Bo Xilai Gets Revolutionary

Bo Xilai defends his crackdown on triads in Chongqing, quoting Marx and Mao to boot.

I talked a couple of weeks back about Chongqing Communist Party boss Bo Xilai, and how his crackdown on crime and graft had prompted some criticism for being heavy-handed, not least from the group ‘Chinese Human Rights Defenders’, which suggested  a number of suspects caught up in the crackdown had effectively been tortured.

Well, Bo last week defended the tactics employed against triads in the area and dismissed criticism as showing off and ‘spilling things (to smear the crackdown) from time to time.’

According to the South China Morning Post, Bo made the comments in response to questions posed during a meeting with high school students from around the country.

Bo is quoted as saying:

‘Some people praised our triad crackdown as bold and strategic, but our strategy is actually one of “not having a strategy”…We just charge ahead, handle the cases according to law, do whatever we should…and not be swayed by what other people say in our determination to convict these criminals.’

The article suggests that the rigorous defence, and Bo’s decision to later conclude his comments with revolutionary references to Mao Zedong and Karl Marx on the joy of struggle, indicate that Bo is determined to defend both the project and his political capital.
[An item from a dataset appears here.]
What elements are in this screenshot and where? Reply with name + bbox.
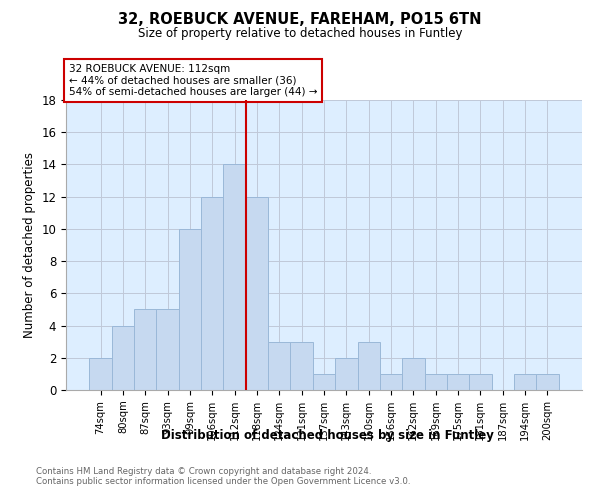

But as one analyst noted, Bo’s rhetoric appears to have shifted from legal procedures to a win-at-all-costs approach that fails to even pay lip service to respecting the law.

Meanwhile, an interesting piece today in Open Democracy by Chatham House’s Kerry Brown suggests that Bo may already at least have the advantage of standing out in a crop of future leaders that’s generally otherwise lacking ‘charisma, communication skills and an aptitude for public engagement.’

Brown says that Bo is one of only two members of the full Politburo (along with Li Yuanchao, secretary of the CPC Jiangsu Provincial Committee and chairman of the Standing Committee of the Jiangsu Provincial People's Congress) who are fluent in English.

Writing with Loh Su-hsing, Brown argues that this insularism (none of the 62 provincial heads has received an academic degree outside China) could pose real problems for a future leadership in a country where ‘the international demands…are becoming more pressing and multifaceted, the aspirations of the population higher and (in line with its changing profile) diverse. The Communist Party too, whose survival over the two post-cold-war decades reflects its adaptability as well as tenacity, must evolve correspondingly.’

Will Bo bring some of the same zeal for reform to his next political post as he is exhibiting on getting there?